I first ran the benchmarks on my naive implementation. The results are in the table below. n = length of the sequences, d = rate at which the elements differ between each sequence. n = 100, d = 1% n = 100, d = 10% n = 100, d = 30% n = 1k, d = 1% n = 1k, d = 10% n = 1k, d = 30% n = 10k, d = 1% n = 10k, d = 10% n = 10k, d = 30%
rust-wfa 41 µs 131 µs 291 µs 1.77 ms 16 ms 33 ms 202.6 ms 1.59 s 3.3 s
WFA2 5 µs 25 µs 53 µs 42 µs 665 µs 2 ms 1 ms 37 ms 140 ms
WFA2 SWG 87 µs 90 µs 95 µs 11 ms 11 ms 11 ms 1 s 1 s 1 s

As expected, SWG alignment doesn't depend on the error rate. My naive implementation is much slower than the original implementation, and it is only faster than SWG alignment for highly similar sequences.

This was an initial, naive implementation of the WFA algorithm.
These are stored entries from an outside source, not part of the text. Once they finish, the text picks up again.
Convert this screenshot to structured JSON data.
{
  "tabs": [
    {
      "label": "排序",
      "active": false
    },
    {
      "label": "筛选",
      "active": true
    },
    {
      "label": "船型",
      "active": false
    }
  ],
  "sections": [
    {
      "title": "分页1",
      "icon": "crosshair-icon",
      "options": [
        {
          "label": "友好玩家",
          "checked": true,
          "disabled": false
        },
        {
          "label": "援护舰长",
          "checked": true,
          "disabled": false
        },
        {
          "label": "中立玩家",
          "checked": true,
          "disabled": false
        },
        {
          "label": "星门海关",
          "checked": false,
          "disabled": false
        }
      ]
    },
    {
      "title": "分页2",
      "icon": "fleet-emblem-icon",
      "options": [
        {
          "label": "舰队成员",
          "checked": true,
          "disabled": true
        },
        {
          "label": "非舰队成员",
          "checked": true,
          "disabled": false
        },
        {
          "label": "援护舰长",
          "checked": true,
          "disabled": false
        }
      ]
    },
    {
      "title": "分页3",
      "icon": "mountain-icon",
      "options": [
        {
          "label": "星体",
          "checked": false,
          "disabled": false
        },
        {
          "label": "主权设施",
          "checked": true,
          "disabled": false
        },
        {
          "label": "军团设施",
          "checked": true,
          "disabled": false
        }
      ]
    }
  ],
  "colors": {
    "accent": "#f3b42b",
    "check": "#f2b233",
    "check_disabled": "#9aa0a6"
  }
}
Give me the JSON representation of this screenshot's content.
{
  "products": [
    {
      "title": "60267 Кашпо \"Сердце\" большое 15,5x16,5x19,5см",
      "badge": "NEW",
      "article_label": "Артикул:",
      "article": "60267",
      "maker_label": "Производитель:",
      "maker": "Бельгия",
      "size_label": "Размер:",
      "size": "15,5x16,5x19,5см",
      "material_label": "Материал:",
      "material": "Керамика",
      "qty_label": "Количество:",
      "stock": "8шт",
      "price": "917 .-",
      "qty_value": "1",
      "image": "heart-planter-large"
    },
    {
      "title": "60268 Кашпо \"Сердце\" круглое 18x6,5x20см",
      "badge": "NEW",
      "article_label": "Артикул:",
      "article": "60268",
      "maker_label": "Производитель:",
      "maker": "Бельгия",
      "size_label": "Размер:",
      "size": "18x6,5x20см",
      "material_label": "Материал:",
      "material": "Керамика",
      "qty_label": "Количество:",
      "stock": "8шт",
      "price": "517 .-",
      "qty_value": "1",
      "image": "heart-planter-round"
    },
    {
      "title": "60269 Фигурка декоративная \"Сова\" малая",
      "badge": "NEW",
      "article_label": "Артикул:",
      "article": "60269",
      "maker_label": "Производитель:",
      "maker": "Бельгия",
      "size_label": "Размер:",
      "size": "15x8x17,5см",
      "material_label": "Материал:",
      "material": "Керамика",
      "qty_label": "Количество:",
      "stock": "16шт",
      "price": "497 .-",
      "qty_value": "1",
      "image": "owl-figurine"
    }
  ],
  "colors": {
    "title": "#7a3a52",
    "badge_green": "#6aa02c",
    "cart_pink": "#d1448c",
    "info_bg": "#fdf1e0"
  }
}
For instance, I stored the wavefronts as Vec<Vec>, which isn't very efficient.

In the next version, I rewrote my implementation to use a more efficient 1D Vec. n = 100, d = 1% n = 100, d = 10% n = 100, d = 30% n = 1k, d = 1% n = 1k, d = 10% n = 1k, d = 30% n = 10k, d = 1% n = 10k, d = 10% n = 10k, d = 30%
rust-wfa 23 µs 82 µs 227 µs 164 µs 4.6 ms 14.1 ms 7.7 ms 244 ms 1.1 s
WFA2 28 µs 147 µs 332 µs 220 µs 1.5 ms 3.6 ms 2.3 ms 25 ms 87 ms
WFA2 SWG 82 µs 102 µs 103 µs 11 ms 10 ms 7 ms 1 s 1 s 1 s

The runtime was reduced by ~90%. My implementation is now competitive with the reference one, and efficient SWG.